Da ciò si evince che è lo stesso Stato a prevedere, ove possibile, la tutela della maternità con ogni mezzo consentito, nell’aiuto alla donna e al concepito. Nella fattispecie della nostra realtà sanitaria la donna, che abbia deciso sulla IVG volontaria, potrà avvalersi della prestazione di ben quattro medici non obiettori, di un’equipe anestesiologica che assicurerà l’assenza assoluta del dolore, la tutela della sua salute e con un risparmio, in termini economici, che potrà essere impiegato in altri ambiti di salute pubblica come malattie oncologiche, malattie pediatriche ecc.

 

E’ la stessa legge poi che prevede, all’art. 9, l’obiezione di coscienza che autorizza il medico, laddove possibile e in linea con la normativa dell’art. 4, a rimuovere condizioni economiche, sociali, familiari sfavorevoli, così da aiutare la donna in tali situazioni.

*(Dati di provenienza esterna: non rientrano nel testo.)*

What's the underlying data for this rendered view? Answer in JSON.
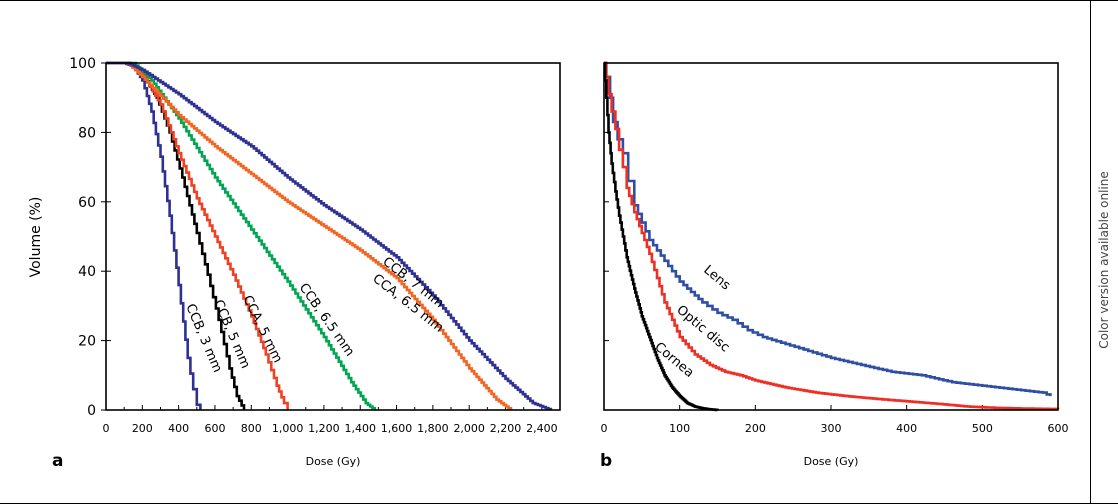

Non a caso, salvo condizioni d’urgenza dovute a cause di salute, la legge prevede un periodo di sette giorni di riflessione prima di poter accedere all’Ivg.

 

Mi risulta difficile immaginare che un qualsivoglia operatore sanitario, seppur obiettore, possa criminalizzare chi abbia deciso a sottoporsi ad un’Ivg incorrendo, in tal caso, in procedimenti disciplinari da parte dell’Ordine di competenza.

 

E’ altresì, oltre che compito, dovere del medico cercare di salvare ogni vita umana e quindi, nella fattispecie, aiutare la donna a riflettere e a capire l’atto che sta per compiere.

 

L’aborto è comunque una sconfitta, è una sconfitta per la donna che nella maggior parte dei casi porterà con sé per tutto il resto della propria vita i segni di quella sofferenza, una sconfitta per il medico che non ha avuto la capacità di entrare nel vissuto di quella donna e nel non esser stato capace nell’aiutarla psicologicamente, per la società che non è stata capace di provvedere nel risolvere eventuali problematiche di tipo economico e sociale, spesso, condizionanti tali decisioni.

 

Ed è in questo contesto che si inserisce il problema della denatalità che il non voler affrontare è un po’ come volersi coprire gli occhi.

 

Non bisogna essere particolarmente esperti per capire, essendo terzultimi per tasso di fecondità in Europa, che da qui a qualche decennio saremo una popolazione di anziani, come i numeri e non le teorie ci dicono, con un decremento del Pil e un Welfare che non permetteranno più ai nostri figli e nipoti di poter accedere ad un sistema pensionistico.

 

Siamo certi che è questo che desideriamo?